Brian Bonsall is an actor primarily known his role as a child star on ‘Family Ties’ and for his role on ‘Star Trek: The Next Generation.’
As a child, Brian Bonsall made his television debut in the sitcom Family Ties, where he played the youngest member of the Keaton family. He later had small film parts and a reoccuring role on Star Trek: The Next Generation. Bonsall quit acting in 1995. He has since founded a number of punk rock bands as well as had a couple of highly publicized run-ins with the law.
Early Life and Child Star
Actor Brian Eric Bonsall was born in Torrance, California, on December 3, 1981. He started his career at the tender age of 4 when in September 1986, he made his debut as Andrew, the youngest member of the Keaton clan on the popular '80s sitcom Family Ties (1982-89).
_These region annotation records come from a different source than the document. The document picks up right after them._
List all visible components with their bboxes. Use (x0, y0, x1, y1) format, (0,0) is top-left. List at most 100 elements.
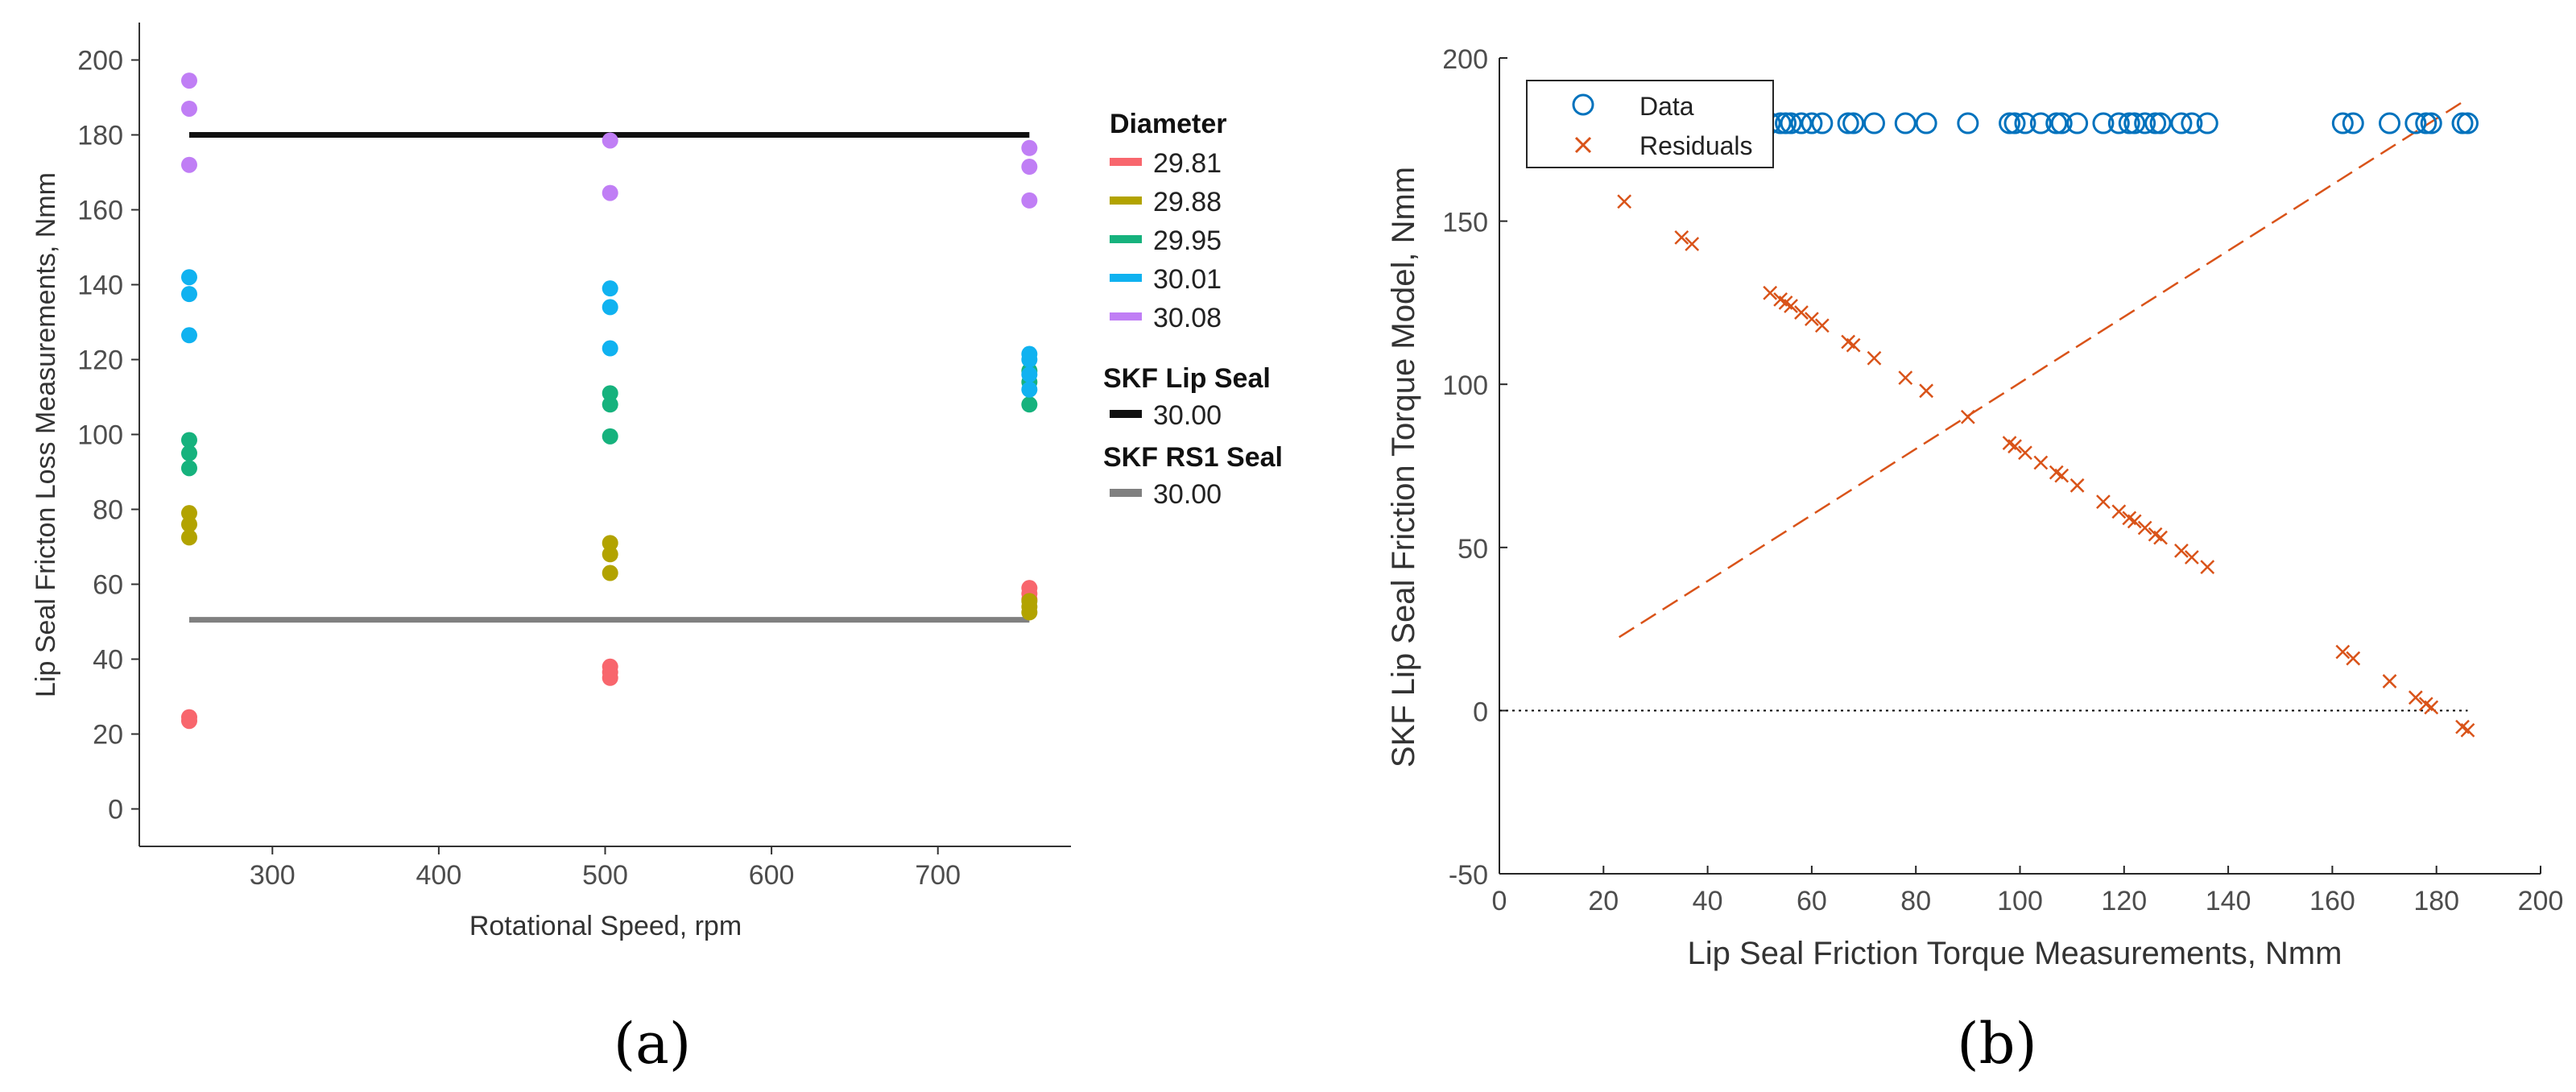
panel-a-x-ticks: 300 400 500 600 700 (250, 846, 961, 891)
a-x-tick-label: 400 (416, 860, 462, 891)
panel-b-legend: Data Residuals (1526, 80, 1774, 168)
residual-marker (2200, 560, 2215, 574)
panel-a-label: (a) (614, 1011, 691, 1077)
data-point (1021, 381, 1038, 398)
data-marker (1837, 112, 1859, 134)
panel-b-y-ticks: -50 0 50 100 150 200 (1442, 44, 1507, 891)
data-point (602, 340, 618, 357)
data-marker (2118, 112, 2140, 134)
panel-b-label: (b) (1957, 1011, 2036, 1077)
residual-marker (1898, 370, 1913, 385)
data-marker (1842, 112, 1865, 134)
data-marker (2092, 112, 2115, 134)
residual-marker (1960, 409, 1975, 424)
residual-marker (2069, 478, 2085, 493)
legend-label: 29.95 (1153, 225, 1222, 256)
b-x-tick-label: 100 (1997, 886, 2043, 916)
data-point (602, 385, 618, 402)
panel-b-x-axis-label: Lip Seal Friction Torque Measurements, N… (1688, 936, 2342, 971)
b-y-tick-label: 0 (1473, 697, 1488, 727)
b-y-tick-label: -50 (1449, 860, 1488, 891)
panel-a-points (180, 72, 1038, 730)
a-y-tick-label: 100 (77, 420, 123, 451)
data-point (180, 516, 197, 533)
residual-marker (2153, 530, 2168, 545)
residual-marker (2111, 504, 2127, 519)
data-marker (2404, 112, 2427, 134)
residual-marker (2007, 439, 2022, 454)
data-point (180, 529, 197, 546)
panel-b-legend-box (1526, 80, 1774, 168)
residual-marker (2424, 700, 2439, 715)
b-x-tick-label: 200 (2518, 886, 2564, 916)
fit-line (1619, 97, 2469, 639)
data-marker (2029, 112, 2052, 134)
data-marker (1863, 112, 1885, 134)
data-marker (2003, 112, 2026, 134)
data-point (1021, 366, 1038, 383)
data-marker (2134, 112, 2156, 134)
data-point (602, 184, 618, 201)
data-point (180, 72, 197, 89)
b-x-tick-label: 40 (1693, 886, 1723, 916)
residual-marker (1919, 383, 1934, 399)
legend-label-skf-rs1-seal: 30.00 (1153, 479, 1222, 510)
data-marker (2456, 112, 2479, 134)
data-marker (2123, 112, 2146, 134)
data-point (180, 100, 197, 117)
panel-b-x-ticks: 0 20 40 60 80 100 120 140 160 180 200 (1492, 866, 2564, 916)
a-y-tick-label: 20 (93, 720, 123, 751)
panel-b-y-axis-label: SKF Lip Seal Friction Torque Model, Nmm (1386, 167, 1421, 767)
b-y-tick-label: 50 (1458, 534, 1488, 565)
data-point (602, 132, 618, 149)
data-point (180, 269, 197, 286)
data-marker (2014, 112, 2036, 134)
data-marker (2107, 112, 2130, 134)
b-x-tick-label: 20 (1588, 886, 1619, 916)
data-point (602, 280, 618, 297)
data-point (1021, 396, 1038, 413)
a-y-tick-label: 0 (108, 795, 123, 825)
residual-marker (2033, 455, 2049, 470)
data-marker (2342, 112, 2364, 134)
residual-marker (2174, 543, 2189, 558)
data-marker (2144, 112, 2167, 134)
data-point (602, 299, 618, 316)
data-point (180, 432, 197, 449)
residual-marker (2137, 520, 2152, 536)
data-marker (2181, 112, 2203, 134)
data-point (180, 286, 197, 303)
a-y-tick-label: 200 (77, 46, 123, 77)
b-x-tick-label: 60 (1797, 886, 1827, 916)
data-marker (2170, 112, 2193, 134)
residual-marker (2054, 468, 2069, 483)
data-marker (2331, 112, 2354, 134)
legend-residuals-marker (1574, 136, 1592, 154)
data-point (602, 428, 618, 445)
b-x-tick-label: 0 (1492, 886, 1507, 916)
residual-marker (2096, 494, 2111, 509)
data-point (180, 505, 197, 522)
data-point (602, 546, 618, 563)
a-x-tick-label: 700 (915, 860, 961, 891)
residual-marker (1784, 299, 1798, 313)
residual-marker (2335, 644, 2351, 660)
data-marker (2196, 112, 2218, 134)
data-point (1021, 192, 1038, 209)
a-x-tick-label: 600 (749, 860, 795, 891)
panel-b-data-markers (1613, 112, 2479, 134)
b-x-tick-label: 140 (2206, 886, 2251, 916)
legend-title-skf-rs1-seal: SKF RS1 Seal (1103, 442, 1283, 473)
data-marker (1780, 112, 1802, 134)
data-point (180, 709, 197, 726)
data-point (602, 396, 618, 413)
data-marker (1801, 112, 1823, 134)
panel-b-lines (1499, 97, 2469, 712)
residual-marker (1674, 230, 1689, 245)
legend-label: 30.08 (1153, 303, 1222, 333)
a-y-tick-label: 40 (93, 645, 123, 676)
data-marker (2451, 112, 2474, 134)
data-point (602, 565, 618, 581)
data-marker (1790, 112, 1813, 134)
data-marker (2066, 112, 2089, 134)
According to some accounts, his three-year stint on the show wasn't always easy. In a 1988 TV Guide article, his mother, Kathleen Bonsall, expressed concern over how Brian was treated on the set. "One of my concerns is that people treat him too much like an adult sometimes," said his mother, an aspiring actress who also worked as Brian's manager. "If Brian is doing something fun and has to stop for work, they say he doesn't want to be here. But he loves to perform. If he didn't, I wouldn't have him here. I want a healthy child."
When Family Ties ended in 1989, Bonsall appeared in television movies and the 1992 feature film Mikey, playing a homicidal boy who turns against his adoptive parents. His biggest show after Family Ties, however, was Star Trek: The Next Generation (1987-98), on which he played the recurring role of Alexander Rozhenko, the part-Klingon son of Worf.
Other Projects and Legal Issues
Bonsall stepped away from acting in 1995 and enrolled in high school in Colorado. There, he developed an interest in punk music. He later started a number of punk bands, including Late Bloomers and Thruster. In 2007, he made headlines for allegedly assaulting his girlfriend. Bonsall ultimately pleaded guilty to third-degree assault charges (other charges were dismissed) and was sentenced to two years’ probation. He had another run-in with the law in 2009 which resulted in assault charges.